Zentral gelegen – aus russischer Sicht

Rund 1667 Kilometer östlich von Moskau am Ural gelegen, war Jekaterinburg historisch aber schon weit früher von Bedeutung: Gegründet im November 1723, entstand eine der ersten russischen Fabrikstädte und ein Zentrum für das metallverarbeitende Gewerbe. Die Transsibirische Eisenbahn machte die Region zu einem wichtigen Verkehrsknotenpunkt und Brückenkopf nach Asien. Der imaginäre Grenzpunkt zwischen den Kontinenten liegt nur rund 40 Kilometer von Jekaterinburg entfernt. Eishockey gespielt wird hier seit 1946. Der erste Klub hieß Dynamo und die Stadt damals nicht Jekaterinburg, sondern Swerdlowsk (von 1924 bis 1991). Große Erfolge blieben dem Klub jedoch versagt. Zu Sowjetzeiten pendelte das Team meistens zwischen erster und zweiter Liga, als Ausbildungszentrum war Jekaterinburg dagegen angesehen. Die bekanntesten Namen der neueren Geschichte sind Nikolai Khabibulin, Vladimir Malakhov, Ilya Byakin, Alexei Yashin und Pavel Datsyuk.
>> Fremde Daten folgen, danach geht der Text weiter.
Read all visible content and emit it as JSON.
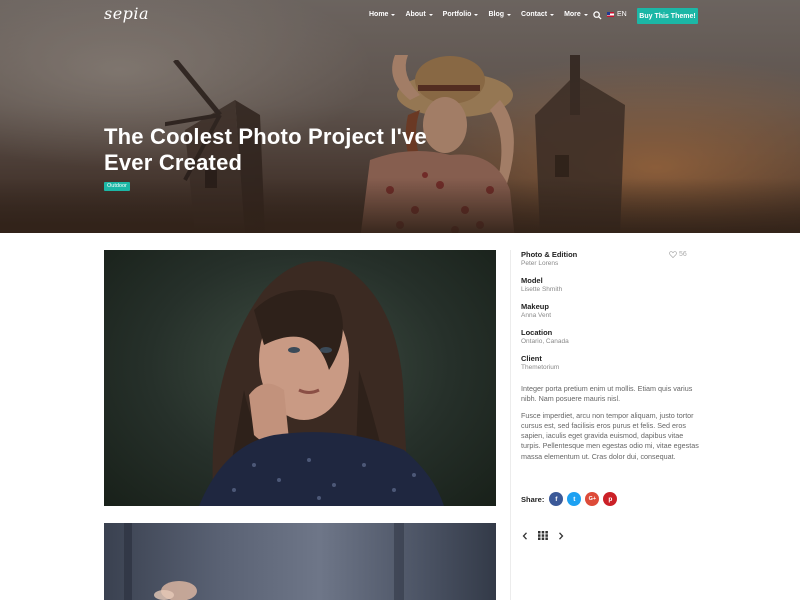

Der Magic Man hält das Team zusammen

Vor allem Datsyuk ist es, der die Brücke von der Vergangenheit in die Gegenwart schlägt. Denn der langjährige NHL-Star entschied sich zum Ende seiner Karriere in die Heimat zurückzukehren. In seiner ersten Saison wurde Datsyuk dabei behandelt wie eine wertvolle Kristallvase aus dem Museum: schön zum Anschauen, er sollte nur bitte bloß nicht kaputt gehen. Verletzt hat er sich trotzdem, gleichzeitig spielte er in der dritten Reihe keine große Rolle im Team und beim frühzeitigen Playoff-Aus. Erst im Juli 2020 verlängerte Datsyuk seinen Vertrag, wohl wissend, wer sein neuer Trainer in Jekaterinburg wird. Denn mit Bill Peters, der seinen Job in der NHL im November 2019 wegen rassistischer Äußerungen verlor, arbeitete Datsyuk bereits in Detroit zusammen.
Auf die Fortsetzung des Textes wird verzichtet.